Cette première voie navigable à faible profondeur, creusée vers 1850 avant notre ère à travers le désert, a été utilisée pendant près de deux mille ans. Mais devant être désensablée régulièrement, elle est définitivement abandonnée au VIIIe siècle de notre ère.
Avec les temps modernes, la nécessité d'un nouveau canal nord-sud à travers l'isthme de Suez reliant les deux mers se fait sentir. Au XVIe siècle, pour lutter contre l'influence du Portugal dont le commerce emprunte la voie océanique passant par le sud de l'Afrique, les Vénitiens puis l'Empire ottoman élaborent des projets qui n'aboutissent pas.
Dans le cadre de sa guerre contre l'Angleterre et afin de s'assurer le contrôle de la Méditerranée et de la mer Rouge, le Directoire décide en avril 1798 d'envoyer Bonaparte en Egypte à la tête d'une expédition de soldats et de savants.
Il s'agit d'ouvrir à la France une nouvelle route des Indes, et à cet effet de «couper l'isthme de Suez», en reliant les deux mers par un canal. Bonaparte charge l'ingénieur Jacques-Marie Le Père, directeur des Ponts et Chaussées, de cette mission et de procéder à une étude technique. Si Le Père avait conclu à « la possibilité de rétablir l'ancien canal et de rendre continu, par eau, la communication entre la mer Rouge et Alexandrie », il détermine une différence de niveau de plus de 9 mètres entre les deux mers.

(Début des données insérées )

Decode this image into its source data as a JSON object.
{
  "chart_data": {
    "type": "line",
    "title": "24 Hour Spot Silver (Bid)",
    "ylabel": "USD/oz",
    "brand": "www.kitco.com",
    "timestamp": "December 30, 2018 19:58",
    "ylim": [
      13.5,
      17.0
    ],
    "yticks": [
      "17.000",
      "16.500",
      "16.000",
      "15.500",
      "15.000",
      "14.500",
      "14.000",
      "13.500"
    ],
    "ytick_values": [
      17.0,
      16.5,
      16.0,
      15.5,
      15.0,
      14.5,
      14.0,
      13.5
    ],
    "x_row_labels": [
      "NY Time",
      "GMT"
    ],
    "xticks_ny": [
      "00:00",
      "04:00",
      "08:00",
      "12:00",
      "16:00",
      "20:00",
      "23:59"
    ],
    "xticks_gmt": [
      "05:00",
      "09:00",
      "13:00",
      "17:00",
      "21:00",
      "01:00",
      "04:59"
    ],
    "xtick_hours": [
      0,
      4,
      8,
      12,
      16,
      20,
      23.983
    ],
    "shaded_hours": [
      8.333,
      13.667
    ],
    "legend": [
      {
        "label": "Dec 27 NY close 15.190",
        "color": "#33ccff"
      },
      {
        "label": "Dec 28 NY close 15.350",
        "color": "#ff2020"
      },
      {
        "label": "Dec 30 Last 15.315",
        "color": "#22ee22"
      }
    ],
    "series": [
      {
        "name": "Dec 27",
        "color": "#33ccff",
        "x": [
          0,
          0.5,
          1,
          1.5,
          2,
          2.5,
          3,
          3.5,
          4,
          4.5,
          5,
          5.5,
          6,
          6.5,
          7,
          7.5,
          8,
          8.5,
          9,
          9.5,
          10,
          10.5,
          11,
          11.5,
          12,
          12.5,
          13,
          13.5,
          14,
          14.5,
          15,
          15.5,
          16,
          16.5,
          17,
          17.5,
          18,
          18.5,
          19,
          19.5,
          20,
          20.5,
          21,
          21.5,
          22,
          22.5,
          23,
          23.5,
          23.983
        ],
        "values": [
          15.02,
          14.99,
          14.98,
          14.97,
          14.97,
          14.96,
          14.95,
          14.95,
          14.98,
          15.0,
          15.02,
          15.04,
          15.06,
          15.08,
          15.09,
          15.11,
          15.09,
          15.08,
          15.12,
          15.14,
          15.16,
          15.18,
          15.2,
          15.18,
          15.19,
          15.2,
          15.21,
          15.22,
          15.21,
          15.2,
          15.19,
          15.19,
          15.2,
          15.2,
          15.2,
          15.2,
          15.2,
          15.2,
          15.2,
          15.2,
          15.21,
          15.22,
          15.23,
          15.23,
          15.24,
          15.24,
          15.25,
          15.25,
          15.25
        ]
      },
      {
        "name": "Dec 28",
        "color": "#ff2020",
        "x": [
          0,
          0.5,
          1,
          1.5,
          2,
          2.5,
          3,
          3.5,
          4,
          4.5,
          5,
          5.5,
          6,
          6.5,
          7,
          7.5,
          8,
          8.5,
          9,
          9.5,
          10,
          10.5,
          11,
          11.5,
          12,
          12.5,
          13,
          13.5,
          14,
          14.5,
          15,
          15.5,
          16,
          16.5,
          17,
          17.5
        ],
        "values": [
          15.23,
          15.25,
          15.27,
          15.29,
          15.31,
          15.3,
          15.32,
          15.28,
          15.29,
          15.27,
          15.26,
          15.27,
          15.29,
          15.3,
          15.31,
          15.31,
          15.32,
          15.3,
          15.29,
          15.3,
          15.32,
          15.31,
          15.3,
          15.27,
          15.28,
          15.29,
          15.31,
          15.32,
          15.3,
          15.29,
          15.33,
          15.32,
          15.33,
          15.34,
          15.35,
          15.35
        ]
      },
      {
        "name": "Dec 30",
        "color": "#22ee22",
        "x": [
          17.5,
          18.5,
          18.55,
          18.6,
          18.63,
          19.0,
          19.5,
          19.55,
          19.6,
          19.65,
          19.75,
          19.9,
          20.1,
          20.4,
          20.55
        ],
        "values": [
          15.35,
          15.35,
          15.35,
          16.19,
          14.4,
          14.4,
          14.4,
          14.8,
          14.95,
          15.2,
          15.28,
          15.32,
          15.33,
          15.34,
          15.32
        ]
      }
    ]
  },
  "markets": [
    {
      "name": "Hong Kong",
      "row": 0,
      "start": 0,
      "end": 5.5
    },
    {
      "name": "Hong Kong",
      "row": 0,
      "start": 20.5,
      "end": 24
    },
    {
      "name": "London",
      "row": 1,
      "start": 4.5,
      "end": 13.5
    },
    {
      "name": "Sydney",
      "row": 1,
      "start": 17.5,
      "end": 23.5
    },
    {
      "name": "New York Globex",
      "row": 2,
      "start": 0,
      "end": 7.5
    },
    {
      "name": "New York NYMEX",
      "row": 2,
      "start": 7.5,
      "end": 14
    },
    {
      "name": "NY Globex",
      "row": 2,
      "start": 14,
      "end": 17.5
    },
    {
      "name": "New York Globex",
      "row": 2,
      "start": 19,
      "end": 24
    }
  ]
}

Un homme de génie, Ferdinand de Lesseps

 
En 1832, Ferdinand de Lesseps, jeune diplomate de carrière, arrive à Alexandrie pour y occuper le poste de vice-consul.
Trente ans auparavant, son père, alors envoyé extraordinaire de Bonaparte au Caire, avait soutenu Mehemet Ali dans son accession au pouvoir, et celui-ci reportera sur le fils l'amitié qu'il avait pour le père.
Lesseps améliore ses connaissances d'arabe, s'intéresse au passé de l'Egypte, à ses coutumes et à ses ressources, et devient le familier du fils de Mehemet Ali, Saïd Pacha. Il découvre les projets des ingénieurs de Bonaparte concernant l'ouverture d'un canal, et fait la connaissance de Linant de Bellefonds, un ingénieur français autodidacte, arrivé en Egypte sur la frégate Cléopâtre comme élève de la Marine, et auquel Mehemet Ali avait confié en 1818 la construction dans le delta d'un barrage sur le Nil.
En 1833 celui-ci lui montre un projet de canalisation entre les deux mers qu'il a élaboré après avoir établi la carte de l'isthme de Suez. Une version du projet prévoit des écluses, une autre les exclut en tenant compte de la différence de niveau trouvée par Le Père.
Mais ce n'est qu'à partir de 1847 que les travaux de nivellement, auxquels Linant participera, montreront que la différence de niveau entre la Méditerranée et la mer Rouge est pratiquement nulle. Lesseps s'enthousiasma pour ce canal.
En 1849, Ferdinand de Lesseps quitte la carrière diplomatique. Retiré dans sa propriété du Berry, il apprend que Saïd Pacha est devenu vice-roi d'Egypte. Il lui adresse une lettre de félicitations, et celui-ci, l'invite immédiatement au Caire. Il lui expose son projet de canal reliant la mer Rouge à la Méditerranée et réussit à le convaincre. Le 30 novembre 1854, Saïd Pacha donne son accord au projet de creusement du canal. Il en donne la concession à la Compagnie universelle du canal, société de droit égyptien domiciliée à Alexandrie dont le siège administratif se situe à Paris. La direction de la Compagnie est confiée à Ferdinand de Lesseps, et la durée de la concession est fixée à quatre-vingt-dix-neuf ans à partir du jour de l'ouverture du canal des deux mers. Son financement est assuré à 44% par l'Egypte, à 52 % par les porteurs français et 4 % par divers actionnaires.

 
Lesseps s'emploie avec Linant de Bellefonds à établir un premier projet du futur canal. Le tracé définitif est établi en 1859. La profondeur du canal est fixée à 8 mètres, la largeur entre les deux berges à 58 mètres et la largeur du fond correspondant à la partie utilisable du canal à 22 mètres, ce qui est suffisant pour le croisement des navires. Long de 162 km, ce canal, percé en plein désert, a nécessité l'évacuation de près de 75 millions de mètres cubes de déblais, l'équivalent de 1 600 km de voie ferrée. 25 000 fellahs, arrachés de force à leurs champs, ont été réquisitionnés chaque mois par Saïd Pacha pour le creusement du canal. Cette pratique esclavagiste, appelée «la corvée» sera abolie en 1863.
En 1862 naît le premier tronçon du canal. Il faudra sept années pour le terminer. Le 15 août 1869 a lieu la cérémonie de la jonction des eaux de la mer Rouge et de celles de la Méditerranée.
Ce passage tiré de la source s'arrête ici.